Moneta first appeared as a census designated place in the 2020 U.S. census.

Historical population
| Census | Pop. | Note | %± |
| 2020 | 450 |  | — |
Source: U.S. Census Bureau

===2020 census===
The community was delineated by the United States Census Bureau for the first time during the 2020 census.

As of the census of 2020, there were 450 people residing in the CDP. There were 223 housing units. The racial makeup of the CDP was 81.8% White, 6.9% African American or Black, 0.0% American Indian, 0.7% Asian, 0.0% Pacific Islander, 2.4% from other races, and 8.2% from two or more races. Hispanic or Latino of any race were 6.7% of the population.

==Parks and recreation==
Moneta Park, a 119-acre public park maintained by the Bedford County Parks and Recreation Department, is located in the CDP. The park features two multi-use ball fields, a football field, an 18-hole disc golf course, picnic shelters, and walking trails.

Waterwheel Marina, Bridgewater Marina, and Crystal Shores Marina Resort offer waterfront access to Smith Mountain Lake.

==Government==
The United States Postal Service operates the Moneta Post Office within the CDP. The Moneta ZIP Code extends to both sides of Smith Mountain Lake, including parts of Franklin County, since there is no Smith Mountain Lake postal address.

==Education==
The CDP is served by Bedford County Public Schools. Public school students residing in Moneta are zoned to attend Moneta Elementary School, Staunton River Middle School, and Staunton River High School.

The closest higher education institutions are located in Bedford, Lynchburg, and Roanoke.

==Infrastructure==
The Bedford Regional Water Authority operates a public water and wastewater system within the CDP.

===Public safety===
Law enforcement is provided by the Bedford County Sheriff's Office, which maintains a field office within the CDP. Fire protection is provided by Moneta Volunteer Fire Department, which operates three fire stations, including one within the CDP. Emergency medical services are provided by the Moneta Volunteer Rescue Squad and Bedford County Department of Fire and Rescue.

===Transportation===
====Air====
The Smith Mountain Lake Airport is the closest general aviation airport to Moneta.
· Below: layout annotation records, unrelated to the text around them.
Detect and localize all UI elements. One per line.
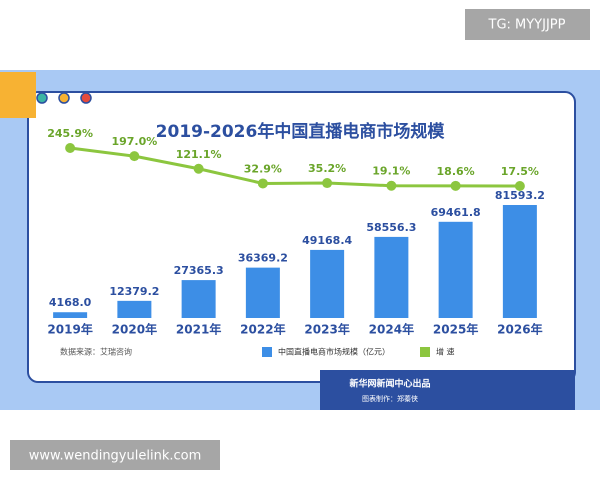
data-label: 27365.3: [174, 264, 224, 277]
data-label: 35.2%: [308, 162, 346, 175]
growth-point: [65, 143, 76, 153]
data-label: 18.6%: [437, 165, 475, 178]
source: 数据来源：艾瑞咨询: [60, 347, 132, 357]
legend-swatch: [262, 347, 272, 357]
data-label: 49168.4: [302, 234, 352, 247]
decoration: [80, 92, 92, 104]
watermark: TG: MYYJJPP: [488, 18, 566, 33]
x-tick-label: 2022年: [240, 322, 285, 337]
footer-band: [320, 370, 575, 410]
data-label: 58556.3: [366, 221, 416, 234]
bar: [245, 267, 280, 318]
x-tick-label: 2019年: [47, 322, 92, 337]
producer: 新华网新闻中心出品: [349, 378, 430, 390]
decoration: [0, 72, 36, 118]
data-label: 81593.2: [495, 189, 545, 202]
x-tick-label: 2021年: [176, 322, 221, 337]
x-tick-label: 2025年: [433, 322, 478, 337]
growth-line: [69, 146, 520, 188]
decoration: [58, 92, 70, 104]
data-label: 69461.8: [431, 206, 481, 219]
data-label: 19.1%: [372, 165, 410, 178]
growth-point: [129, 151, 140, 162]
decoration: [36, 92, 48, 104]
x-tick-label: 2020年: [112, 322, 157, 337]
x-tick-label: 2024年: [369, 322, 414, 337]
x-tick-label: 2023年: [304, 322, 349, 337]
data-label: 32.9%: [244, 162, 282, 175]
bar: [502, 205, 537, 318]
bar: [374, 236, 409, 318]
chart-title: 2019-2026年中国直播电商市场规模: [156, 121, 446, 142]
growth-point: [386, 180, 397, 191]
data-label: 36369.2: [238, 252, 288, 265]
bar: [310, 249, 345, 318]
bar: [53, 312, 88, 318]
growth-point: [450, 180, 461, 191]
bar: [117, 300, 152, 318]
data-label: 4168.0: [49, 296, 92, 309]
data-label: 197.0%: [111, 135, 157, 148]
legend-label: 增 速: [436, 347, 455, 357]
legend-label: 中国直播电商市场规模（亿元）: [278, 347, 390, 357]
designer: 图表制作：郑蓁侠: [362, 394, 418, 403]
data-label: 17.5%: [501, 165, 539, 178]
watermark: www.wendingyulelink.com: [29, 449, 202, 464]
watermark-box: [465, 9, 590, 40]
growth-point: [257, 178, 268, 189]
growth-point: [514, 181, 525, 191]
data-label: 121.1%: [176, 148, 222, 161]
data-label: 245.9%: [47, 127, 93, 140]
bar: [181, 280, 216, 318]
legend-swatch: [420, 347, 430, 357]
data-label: 12379.2: [109, 285, 159, 298]
growth-point: [193, 163, 204, 174]
bar: [438, 221, 473, 318]
card: [27, 91, 576, 383]
x-tick-label: 2026年: [497, 322, 542, 337]
growth-point: [322, 178, 333, 189]
watermark-box: [10, 440, 220, 470]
The Roanoke-Blacksburg Regional Airport and Lynchburg Regional Airport are the closest airports with commercial service.

====Highway====
- Virginia Route 122 (Moneta Road)

====Rail====
The Norfolk Southern operated Altavista District runs through the CDP. The closest passenger rail service is located in Roanoke and Lynchburg.

==In popular culture==
Moneta was popularized as the filming location for scenes in the 1991 movie What About Bob?. In the movie, Bob arrived by bus with his goldfish and went into a local general store, which still stands, albeit in a disheveled state because it is no longer open.